The Minnesota Timberwolves had three key suitors before they agreed to trade Jimmy Butler on Saturday afternoon after a 4-9 start to the season. The Houston Rockets and New Orleans Pelicans rivaled the Philadelphia 76ers for a potential trade, hoping to pounce on the clear lack of chemistry within this group and mend some subpar starts of their own, according to Shams Charania and Jon Krawczynski of The Athletic.

It was the unwillingness to trade Butler to a Western Conference team that ultimately made the Timberwolves pull the trigger and accept the Sixers' offer after the Miami Heat pulled young 3-and-D star Josh Richardson from a potential deal.

The Wolves reportedly had final offers from these three teams on Tuesday, Nov. 6 and had a few days to deliberate, with the team's five-game losing streak being the metaphorical straw that broke the camel's back — convincing president/head coach Tom Thibodeau that his plan to attempt to keep Butler through a good record was no longer possible.

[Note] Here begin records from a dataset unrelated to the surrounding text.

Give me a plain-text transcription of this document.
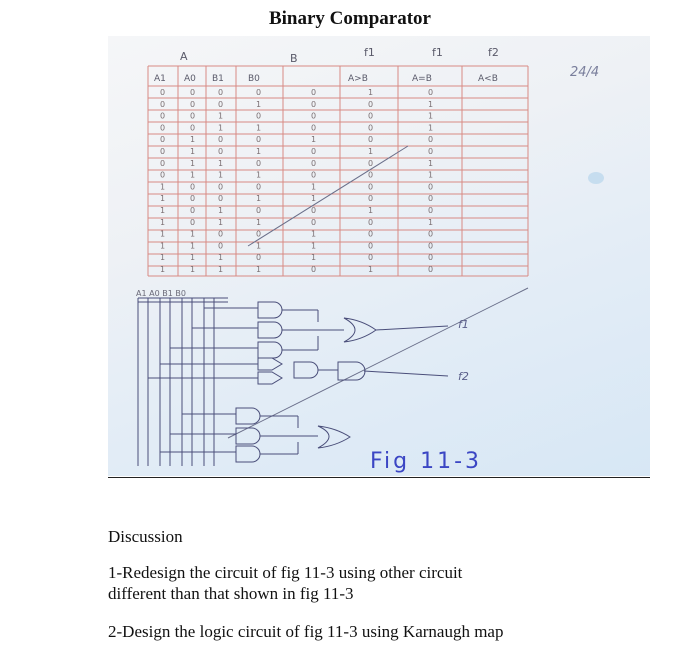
Binary Comparator
A	B	f1	f1	f2
A1 A0 B1	B0	A>B	A=B	A<B	24/4
0	0	0	0	0	1	0
0	0	0	1	0	0	1
0	0	1	0	0	0	1
0	0	1	1	0	0	1
0	1	0	0	1	0	0
0	1	0	1	0	1	0
0	1	1	0	0	0	1
0	1	1	1	0	0	1
1	0	0	0	1	0	0
1	0	0	1	1	0	0
1	0	1	0	0	1	0
1	0	1	1	0	0	1
1	1	0	0	1	0	0
1	1	0	1	1	0	0
1	1	1	0	1	0	0
1	1	1	1	0	1	0
A1 A0 B1 B0
f1
f2
Fig 11-3
Discussion
1-Redesign the circuit of fig 11-3 using other circuit
different than that shown in fig 11-3
2-Design the logic circuit of fig 11-3 using Karnaugh map
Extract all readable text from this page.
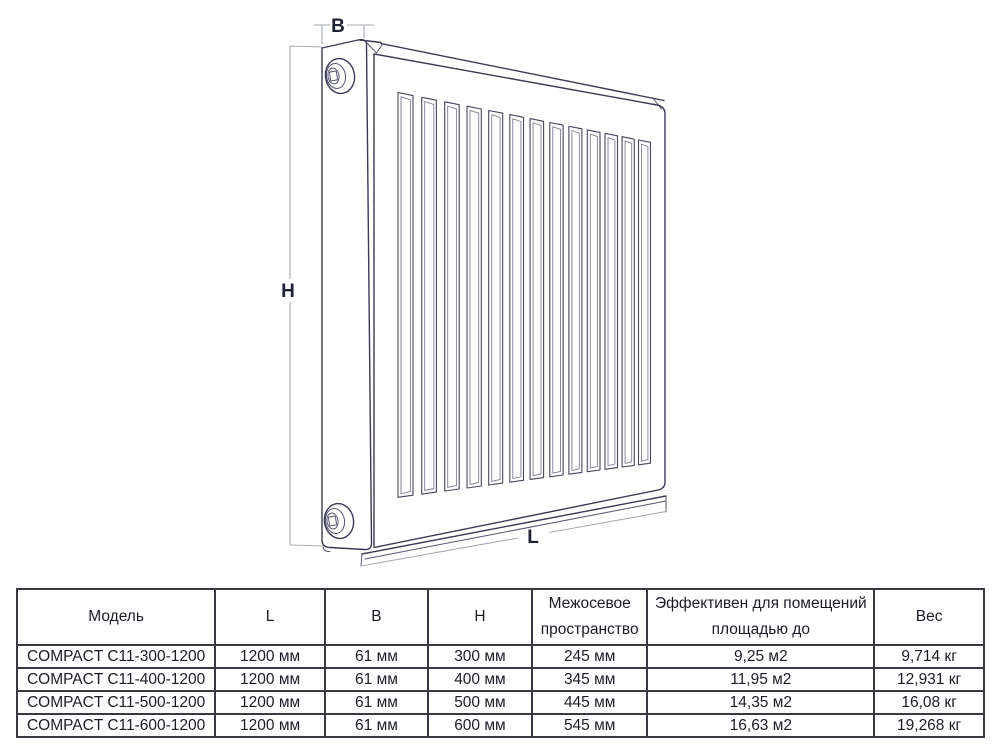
H
B
L
Модель	L	B	H	Межосевое пространство	Эффективен для помещений площадью до	Вес
COMPACT C11-300-1200	1200 мм	61 мм	300 мм	245 мм	9,25 м2	9,714 кг
COMPACT C11-400-1200	1200 мм	61 мм	400 мм	345 мм	11,95 м2	12,931 кг
COMPACT C11-500-1200	1200 мм	61 мм	500 мм	445 мм	14,35 м2	16,08 кг
COMPACT C11-600-1200	1200 мм	61 мм	600 мм	545 мм	16,63 м2	19,268 кг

The Pelicans' package was headlined by Nikola Mirotic and an unprotected first-round draft pick, while the Rockets’ proposal had struggling marksman Eric Gordon, veteran forward Nene and two first-round picks, after initially lining out a bevy of first-round picks to convince the Wolves. The Sixers ultimately gave the Timberwolves a package centered around Robert Covington and Dario Saric, leaving Minnesota to deliberate, as owner Glen Taylor put the final touches on the deal.

Jerryd Bayless and a second-round pick come as additional compensation and a salary filler, while the Wolves remained unable to move Gorgui Dieng's beefy contract while also sending center Justin Patton to Philly alongside Jimmy Butler, erasing any remnants from a regrettable draft night trade in 2017.